Despite Lifelines, Concerns Linger on Mortgage Giants
Tuesday, July 15, 2008; Page D01
The federal government's assistance plan for Fannie Mae and Freddie Mac steadied the financial markets yesterday but failed to end concern about the future of the mortgage finance giants.
The plan, announced Sunday evening after an intense weekend of behind-the-scenes negotiations, arrested the steep declines that the companies' stock had been experiencing over the past week. The government's backing also allowed Freddie Mac to successfully sell $3 billion in debt securities, a sign that investors still had confidence in the firms, analysts said.
On Capitol Hill, congressional leaders from both parties expressed broad support for the arrangement worked out by the Treasury Department and the Federal Reserve. Senior House lawmakers said they planned to include help for the plan as part a housing relief bill Thursday and send it to the Senate, which is preparing to approve the measure next week.
Still, the companies' condition remained under close scrutiny and even their top officers said they understood that difficult times were ahead. "I hope that we will look back on this announcement and say this was a very important moment in breaking the back of a lot of market fears," Daniel H. Mudd, Fannie Mae's chief executive, said in an interview yesterday. "But it's way too early to say that, and we must remain vigilant."
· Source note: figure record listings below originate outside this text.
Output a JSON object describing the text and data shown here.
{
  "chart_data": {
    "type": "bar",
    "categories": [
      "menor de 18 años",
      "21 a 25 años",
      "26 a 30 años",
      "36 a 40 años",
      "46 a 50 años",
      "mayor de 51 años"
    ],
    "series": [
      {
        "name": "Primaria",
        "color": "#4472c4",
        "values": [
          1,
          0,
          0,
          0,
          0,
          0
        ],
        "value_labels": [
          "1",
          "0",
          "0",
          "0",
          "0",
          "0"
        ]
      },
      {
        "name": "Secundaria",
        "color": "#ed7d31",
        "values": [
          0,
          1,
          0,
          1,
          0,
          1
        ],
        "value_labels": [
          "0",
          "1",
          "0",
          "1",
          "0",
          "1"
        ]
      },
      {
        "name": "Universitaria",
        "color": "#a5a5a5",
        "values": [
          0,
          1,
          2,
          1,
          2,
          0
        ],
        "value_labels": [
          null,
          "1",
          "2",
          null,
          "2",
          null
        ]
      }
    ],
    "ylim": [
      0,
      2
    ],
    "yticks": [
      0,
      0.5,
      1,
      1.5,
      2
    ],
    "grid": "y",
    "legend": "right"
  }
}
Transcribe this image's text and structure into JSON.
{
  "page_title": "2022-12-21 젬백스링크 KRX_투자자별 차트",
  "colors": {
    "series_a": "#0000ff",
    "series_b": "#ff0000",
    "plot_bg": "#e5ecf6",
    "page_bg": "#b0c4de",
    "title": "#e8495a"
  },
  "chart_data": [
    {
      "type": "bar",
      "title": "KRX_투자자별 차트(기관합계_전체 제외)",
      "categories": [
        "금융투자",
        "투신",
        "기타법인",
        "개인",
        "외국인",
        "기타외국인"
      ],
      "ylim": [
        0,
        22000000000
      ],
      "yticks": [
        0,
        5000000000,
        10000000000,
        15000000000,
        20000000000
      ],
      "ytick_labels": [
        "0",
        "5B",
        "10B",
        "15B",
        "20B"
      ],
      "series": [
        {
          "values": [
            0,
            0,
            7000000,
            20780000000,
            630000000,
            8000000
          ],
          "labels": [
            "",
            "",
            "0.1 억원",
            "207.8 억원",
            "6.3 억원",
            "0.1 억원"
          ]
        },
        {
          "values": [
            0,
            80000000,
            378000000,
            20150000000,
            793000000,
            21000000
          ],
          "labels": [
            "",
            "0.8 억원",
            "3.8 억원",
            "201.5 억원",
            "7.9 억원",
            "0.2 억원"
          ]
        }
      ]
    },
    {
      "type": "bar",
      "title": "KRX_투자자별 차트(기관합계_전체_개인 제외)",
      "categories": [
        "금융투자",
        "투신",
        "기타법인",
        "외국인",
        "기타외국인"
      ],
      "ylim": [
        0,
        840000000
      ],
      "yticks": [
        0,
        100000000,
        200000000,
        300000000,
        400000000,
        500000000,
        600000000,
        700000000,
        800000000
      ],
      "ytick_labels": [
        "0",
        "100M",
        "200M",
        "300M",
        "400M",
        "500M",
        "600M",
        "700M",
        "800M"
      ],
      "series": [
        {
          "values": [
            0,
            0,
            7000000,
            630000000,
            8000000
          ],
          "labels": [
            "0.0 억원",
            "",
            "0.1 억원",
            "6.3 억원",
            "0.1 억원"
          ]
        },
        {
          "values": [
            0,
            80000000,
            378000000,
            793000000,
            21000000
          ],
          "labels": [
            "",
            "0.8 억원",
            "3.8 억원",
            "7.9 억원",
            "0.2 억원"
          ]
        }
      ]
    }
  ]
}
A Goldman Sachs analyst predicted yesterday that the companies could face substantial future losses on their $5.3 trillion of mortgage guarantees and investments. The analyst, Daniel Zimmerman, said the companies are particularly vulnerable to loans made as recently as last year and in states with exceptionally troubled housing markets.
Meanwhile, the steps the government could take to stabilize Fannie Mae and Freddie Mac may have their own economic downsides. Lending the companies lots of money or investing heavily in them could increase federal borrowing and boost inflation. Alternatively, if the firms are forced to sell off a lot of their mortgage-related investments to cover losses, they could wind up lowering the value of such securities, indirectly raising mortgage rates and putting downward pressure on home prices.
For now, the government's actions appear to reduce the danger that any short-term problems at Fannie Mae or Freddie Mac would disrupt the mortgage market.
"The federal government has done what it can to assure that Fannie and Freddie are too big to fail," said Walter N. Schmidt, senior vice president of FTN Financial Capital Markets.
Such assurances did little to allay shareholders' worries that they would lose out if the government decides it needs to buy an unspecified ownership in the firms, as the Treasury Department has proposed. Shares of Fannie Mae yesterday fell 5.1 percent from their deeply depressed level at the end of last week, and shares of Freddie Mac declined 8.3 percent.
Some large shareholders said they took solace in the fact that the companies are still investor-owned.
"It's not a takeover, not a nationalization," said an analyst whose company is among the 10 largest investors in Fannie Mae and Freddie Mac, and who spoke on the condition of anonymity because the firm does not comment publicly on its holdings. "The government has to come out and calmed investors."
Lawmakers said they wanted to get the housing bill to the president soon. "I do think there's a reason for speed," said Barney Frank (D-Mass.), chairman of the House Financial Services Committee.